The liver is the second largest organ in the body. The liver’s function is to process everything we eat or drink and filter any harmful substances from the blood. This process is interrupted if too much fat is in the liver. The liver commonly repairs itself by rebuilding new liver cells when the old ones are damaged. When there’s repeated damage to the liver, permanent scarring takes place. This is called cirrhosis.
The most common cause of fatty liver is alcoholism and heavy drinking. Besides alcoholism, other common causes of fatty liver include obesity, hyperlipidemia, or high levels of fats in the blood of diabetes, genetic inheritance, rapid weight loss and side effect of certain medications, including aspirin, steroids, tamoxifen, and tetracycline.
There are different types of fatty liver disease, non-alcoholic fatty liver disease (NAFDL) caused when the liver has difficulty breaking down fats, which causes a buildup in the liver tissue. Alcoholic fatty liver is the earliest stage of alcohol-related liver disease. NAFLD is subdivided into: Nonalcoholic fatty liver (NAFL) or simple fatty liver with no liver inflammation and Nonalcoholic steatohepatitis (NASH) or fatty liver with liver inflammation. A rare but life-threarning condition, fatty liver disease can also develop as a complication of pregnancy in a few women.
Speaking about the same, Dr SS Agarwal – National President IMA & Padma Shri Awardee Dr KK Aggarwal – Honorary Secretary General IMA in a joint statement said, “Fatty liver can develop within hours after a single large binge.

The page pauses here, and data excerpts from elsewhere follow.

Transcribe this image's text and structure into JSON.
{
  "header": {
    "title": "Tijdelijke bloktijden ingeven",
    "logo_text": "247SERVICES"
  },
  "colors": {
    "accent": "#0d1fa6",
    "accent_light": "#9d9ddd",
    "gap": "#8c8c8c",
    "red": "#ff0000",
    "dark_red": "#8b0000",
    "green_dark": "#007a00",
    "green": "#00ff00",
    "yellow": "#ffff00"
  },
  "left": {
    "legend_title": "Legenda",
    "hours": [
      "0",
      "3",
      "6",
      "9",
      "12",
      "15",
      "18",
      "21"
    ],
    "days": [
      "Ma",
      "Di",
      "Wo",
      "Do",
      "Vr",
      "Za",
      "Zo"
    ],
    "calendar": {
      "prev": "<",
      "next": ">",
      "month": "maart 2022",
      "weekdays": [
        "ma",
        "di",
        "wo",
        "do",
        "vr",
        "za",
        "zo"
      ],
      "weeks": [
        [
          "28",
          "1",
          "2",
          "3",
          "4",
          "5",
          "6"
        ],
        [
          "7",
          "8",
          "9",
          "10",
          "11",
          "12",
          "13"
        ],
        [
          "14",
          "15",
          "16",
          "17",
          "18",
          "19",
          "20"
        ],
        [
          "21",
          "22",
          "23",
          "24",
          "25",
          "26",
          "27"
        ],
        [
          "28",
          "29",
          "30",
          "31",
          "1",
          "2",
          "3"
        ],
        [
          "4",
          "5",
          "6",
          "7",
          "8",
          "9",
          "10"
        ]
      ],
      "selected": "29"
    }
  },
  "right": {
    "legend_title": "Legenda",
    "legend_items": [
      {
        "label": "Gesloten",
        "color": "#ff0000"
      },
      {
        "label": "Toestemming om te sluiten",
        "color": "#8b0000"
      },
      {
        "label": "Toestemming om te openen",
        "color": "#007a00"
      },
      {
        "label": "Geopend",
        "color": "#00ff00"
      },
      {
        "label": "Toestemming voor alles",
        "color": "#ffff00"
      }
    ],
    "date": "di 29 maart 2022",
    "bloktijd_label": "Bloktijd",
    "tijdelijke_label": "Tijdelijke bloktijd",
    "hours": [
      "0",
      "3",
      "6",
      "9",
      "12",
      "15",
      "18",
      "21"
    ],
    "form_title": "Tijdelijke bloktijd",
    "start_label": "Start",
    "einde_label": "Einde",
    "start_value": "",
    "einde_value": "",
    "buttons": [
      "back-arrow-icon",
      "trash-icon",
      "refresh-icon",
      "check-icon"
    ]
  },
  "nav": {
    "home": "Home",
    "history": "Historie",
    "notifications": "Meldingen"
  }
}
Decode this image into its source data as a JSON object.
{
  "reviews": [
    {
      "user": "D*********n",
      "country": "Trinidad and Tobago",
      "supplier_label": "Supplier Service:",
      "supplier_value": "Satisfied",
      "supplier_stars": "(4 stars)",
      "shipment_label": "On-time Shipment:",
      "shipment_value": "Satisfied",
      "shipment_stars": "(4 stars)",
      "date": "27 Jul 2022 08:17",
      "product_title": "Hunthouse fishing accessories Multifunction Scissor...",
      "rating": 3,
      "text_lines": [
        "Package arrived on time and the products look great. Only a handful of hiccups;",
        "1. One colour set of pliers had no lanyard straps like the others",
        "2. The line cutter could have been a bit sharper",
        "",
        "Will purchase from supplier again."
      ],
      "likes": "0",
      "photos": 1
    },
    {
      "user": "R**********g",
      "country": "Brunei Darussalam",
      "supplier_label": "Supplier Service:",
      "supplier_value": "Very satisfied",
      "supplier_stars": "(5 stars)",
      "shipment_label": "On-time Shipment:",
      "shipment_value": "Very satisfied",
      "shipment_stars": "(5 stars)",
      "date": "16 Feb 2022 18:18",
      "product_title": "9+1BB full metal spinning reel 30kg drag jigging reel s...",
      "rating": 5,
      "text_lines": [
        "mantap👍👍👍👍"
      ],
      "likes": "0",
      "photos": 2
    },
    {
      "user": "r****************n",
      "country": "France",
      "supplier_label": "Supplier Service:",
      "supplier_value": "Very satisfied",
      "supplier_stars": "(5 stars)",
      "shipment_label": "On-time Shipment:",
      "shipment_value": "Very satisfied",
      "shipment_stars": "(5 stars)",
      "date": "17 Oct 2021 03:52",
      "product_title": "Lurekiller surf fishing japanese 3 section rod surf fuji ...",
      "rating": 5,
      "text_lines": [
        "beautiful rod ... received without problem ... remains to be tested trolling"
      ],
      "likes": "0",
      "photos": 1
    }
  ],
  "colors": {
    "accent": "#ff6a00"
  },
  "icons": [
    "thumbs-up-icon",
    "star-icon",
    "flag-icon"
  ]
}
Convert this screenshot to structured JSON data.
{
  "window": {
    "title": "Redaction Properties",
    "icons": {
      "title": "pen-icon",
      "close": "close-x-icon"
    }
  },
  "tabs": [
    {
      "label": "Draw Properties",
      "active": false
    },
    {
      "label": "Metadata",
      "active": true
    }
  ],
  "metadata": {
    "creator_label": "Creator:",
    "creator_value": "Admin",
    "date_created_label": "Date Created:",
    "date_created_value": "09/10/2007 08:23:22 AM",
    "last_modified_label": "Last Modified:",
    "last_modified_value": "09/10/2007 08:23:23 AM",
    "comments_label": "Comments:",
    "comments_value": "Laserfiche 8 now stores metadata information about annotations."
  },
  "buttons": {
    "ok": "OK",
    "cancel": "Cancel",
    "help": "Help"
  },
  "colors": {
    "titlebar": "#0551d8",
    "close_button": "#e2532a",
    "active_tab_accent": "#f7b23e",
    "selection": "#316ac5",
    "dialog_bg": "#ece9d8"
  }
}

Binge alcohol means consuming 150 ml in one hour or more than 160 ml inn one day. Many drugs, NSAIDs, paracetamol, anti-diabetics, anti-epileptic drugs, Anti TB drugs can also raise liver enzymes and so can several herbs. Preventive health awareness must be raised to avoid future complications. Lifestyle modifications are key.”
If your liver is inflamed, your doctor can detect it by examining your abdomen. Ultrasounds, blood tests and a liver biopsy are other tests which are often required to diagnose the condition.
There aren’t any specific medications or surgery to treat fatty liver. Instead, lifestyle modifications are recommended in most cases including limiting or avoiding the consumption of alcoholic beverages, managing one’s cholesterol, weight management and controlling diabetes.